After low-balling former Patriots running back LeGarrette Blount in free agency, the New York Giants are now fully committed to second-year back Paul Perkins. Them low-balling Blount and sticking with their duo of Perkins and veteran Shane Vereen was the right move on their part.
Despite rumors swirling in regards to their interest in Patriots’ running back LeGarrette Blount, news came out that the New York Giants, in fact, low-balled him in their final offer. As a result of their overwhelming offer, Blount opted to join the rival Eagles on a one-year, $2.8 million dollar deal. However, while there’s no doubting his power presence (Blount led the NFL with 18 rushing touchdowns in 2016), Blount wouldn’t have been the greatest fit for the Giants, given their plethora of halfbacks, but one in particular – Paul Perkins.
As a result of not bringing in Blount, the Giants are now fully committed to Perkins as their lead back and for the right reasons. In his rookie campaign, Perkins impressed the Giant faithful.
After breaking out to overtake Rashad Jennings as the lead back, Perkins began to showcase his promising ability to bring their starting back. Rushing for 456 yards on 112 carries, Perkins showed his ability to produce at the halfback position. Perkins also stood out, rushing for 105 yards in the Giants’ week 17 matchup versus the Washington Redskins in the nation’s capital. Him doing so was significant because of no Giant, throughout the duration of the 2016 season, had a 100+ yard game on the ground; an impressive feat for the UCLA grad. In addition to his ability to grind out yards on the ground though, Perkins is also a legitimate threat as a receiver.
Last year, Perkins served as a receiving threat. Reeling in 15 receptions for a total of 162 yards, Perkins was an asset for the Giants passing attack.
Given his promising second half, Perkins deserves the chance to start at halfback in 2017 – an opportunity which wouldn’t have been granted had the Giants brought in Blount.
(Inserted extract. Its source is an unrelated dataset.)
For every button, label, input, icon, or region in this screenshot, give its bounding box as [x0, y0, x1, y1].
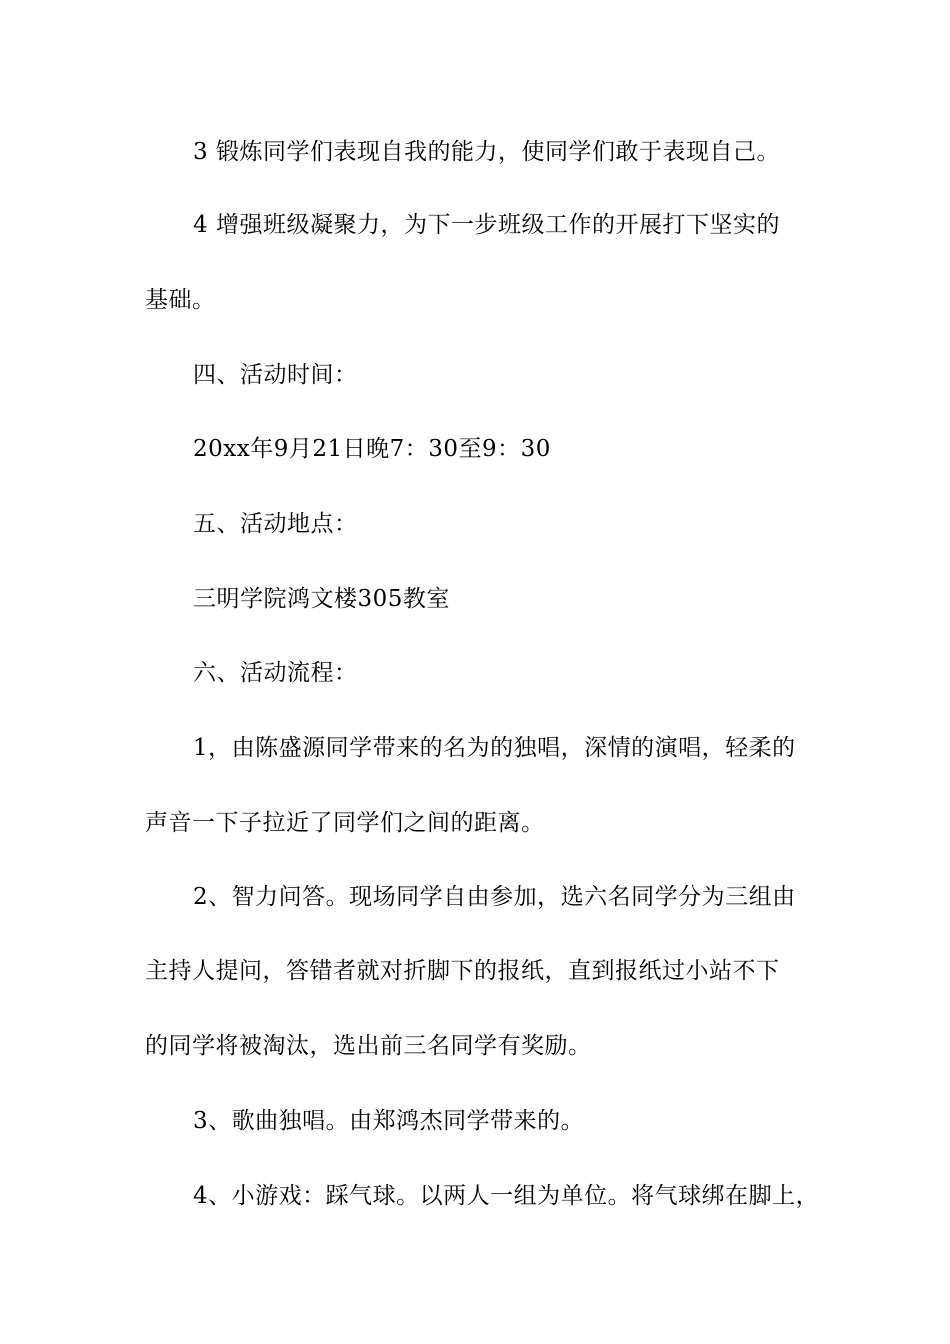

If the Giants inked Blount, Perkins’ role would’ve likely been diminished, preventing him from growing into an every down back. Blount’s presence also would’ve been an odd one, given the presence of Shane Vereen.
In his first year with them in 2015, Vereen was a welcomed addition to the Giants’ West Coast offense. While he did rush for just 260 yards, Vereen contributed greatly to the Giants’ passing attack. Reeling in 59 catches for a total of 495 yards, Vereen was a weapon on the outside for Eli Manning and company. Vereen’s versatility was an asset for the Giants. 2016 though, wasn’t the same story for Vereen.
After their week three loss to the Redskins, news broke that Vereen had suffered a devastating neck injury. His neck woes kept him out for the Giants next ten games. Then, after coming back for their home matchups versus the Dallas Cowboys and Detroit Lions, Vereen was placed on the injured reserve (IR) with a triceps injury, ending his season.
Vereen’s second year with big blue was not as successful as his debut one. However, given that he’s an all go for the 2017 season, the Giants are right to stick with Vereen and not give up on him after an injury infested 2016 season. Pushing him aside for Blount would’ve been an unneeded adjustment on the Giants’ part, given what Vereen brings to the table. In fact, his 2017 return helps make for a balanced and promising running back corp. A healthy Vereen, paired with an improved Perkins, as well as rookie back Wayne Gallman could pan out to be a decent and productive unit.
While Perkins can serve as a receiving threat, he’s for the most part, a rushing back. That’s where Vereen can step in and vise versa. Perkins can take first and second down snaps, while Vereen comes in on passing downs and/or third and short scenarios. The X-Factor in their running back unit though is Gallman.
The Giants selected Gallman in the fourth round of the NFL draft, out of Clemson. In his senior year, Gallman rushed for 1133 yards and finished the year with 17 touchdowns. Gallman’s ability to pound the rock and finish at the goal line make him an intriguing prospect for the Giants going forward, but also in the short term.
If Perkins fails to progress in year two, then Gallman could take some of his snaps and potentially overtake his starting role.
While Blount is a proven and established presence, the Giants were right to pass on him and roll with Perkins and Vereen at running back. Given Perkins’ ability to grow in the upcoming season and the receiving threat that Vereen poses, the Giants could have themselves a productive halfback duo in 2017.